Tu t'y attendais : il fait plus chaud que les jours précédents. Jusqu'à 45°. Tu t'arrêtes souvent pour laisser Toeuf Toeuf se reposer. Et pour boire. Tu consommes de l'eau, et elle consomme un peu d'huile dès qu'il fait très chaud.

 

Tu atteins ton objectif de la journée vers 17h : Newman. Tu as roulé bien moins vite que les derniers jours. Tu vas directement au Caravan Camp. Il est immense. C'est surtout un village de cabins. Pour les mineurs. La dame à l'accueil est bien peu aimable. Elle ne te regarde pas, te répond que par obligation. Elle te fait aussi penser à l'héroïne de Bagdad Café, mais seulement quand elle est de mauvaise humeur. Pas de cabin de libre, tu prends donc une place de camping. Même si c'est cher, et même si cela semble déplaire à la dame.

 

Après avoir monté ta tente, tu ressors pour faire le tour de la ville et essayer de trouver du pain. Tu ne trouves pas de pain – on est Dimanche soir - , mais la ville est beaucoup plus vaste que tu ne l'avais imaginé. Une immense base vie pour les mines avoisinantes. Une piscine, un stade, un club, des cafés, des tennis, et un centre commercial. Des pelouses bien arrosées un peu partout. Le supermarché est très grand. Mais fermé le Dimanche. Tu repenses aux villages aborigènes. Tous les habitants du désert ne vivent pas de la même manière.

 

Tu rentres. Tu réalises que tu aurais du passer Newman, et chercher plus loin. Des minibus déposent ou embarquent des mineurs à intervalles de temps régulier. Cela risque de durer toute la nuit. Plusieurs fois, des gars passent près de ta tente. Tu les salues, mais c'est à peine si ils te répondent. Les gars qui descendent au fond, et ceux qui conduisent ces engins énormes en surface ne sont pas les mêmes.

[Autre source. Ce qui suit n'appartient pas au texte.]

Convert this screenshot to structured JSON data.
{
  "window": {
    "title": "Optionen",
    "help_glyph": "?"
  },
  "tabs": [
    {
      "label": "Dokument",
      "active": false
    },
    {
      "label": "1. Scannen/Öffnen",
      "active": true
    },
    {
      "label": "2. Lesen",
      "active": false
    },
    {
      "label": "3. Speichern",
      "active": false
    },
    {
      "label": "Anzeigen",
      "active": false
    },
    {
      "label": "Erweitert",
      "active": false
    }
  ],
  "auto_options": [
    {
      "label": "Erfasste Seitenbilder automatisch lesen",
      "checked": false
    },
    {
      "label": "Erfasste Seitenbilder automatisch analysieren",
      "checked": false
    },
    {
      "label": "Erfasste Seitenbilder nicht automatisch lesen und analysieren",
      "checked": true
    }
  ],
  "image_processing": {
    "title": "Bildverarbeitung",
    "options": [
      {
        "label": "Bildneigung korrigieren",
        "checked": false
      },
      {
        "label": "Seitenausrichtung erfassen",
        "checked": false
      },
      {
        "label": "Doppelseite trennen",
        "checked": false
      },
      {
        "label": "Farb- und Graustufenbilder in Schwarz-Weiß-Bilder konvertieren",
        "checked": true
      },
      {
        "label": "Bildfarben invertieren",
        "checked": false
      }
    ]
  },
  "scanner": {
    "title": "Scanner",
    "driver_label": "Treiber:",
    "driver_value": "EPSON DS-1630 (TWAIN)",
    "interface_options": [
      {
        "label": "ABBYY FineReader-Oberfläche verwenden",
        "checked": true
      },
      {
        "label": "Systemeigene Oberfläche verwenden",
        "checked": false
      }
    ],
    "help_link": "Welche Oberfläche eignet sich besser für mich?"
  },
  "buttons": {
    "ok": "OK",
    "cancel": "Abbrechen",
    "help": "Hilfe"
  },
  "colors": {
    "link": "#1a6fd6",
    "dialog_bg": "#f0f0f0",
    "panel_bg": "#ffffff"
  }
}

Ceux du fond se sentent petits au regard de la masse de roche qui est sur leur tête. Ceux qui travaillent au jour se sentent puissants sur leurs monstres qui déplacent les montagnes. Par ici, nul besoin de mines souterraines, il suffit de ramasser ce que l'on trouve en surface. L'Australie est un paradis pour la prospection minière.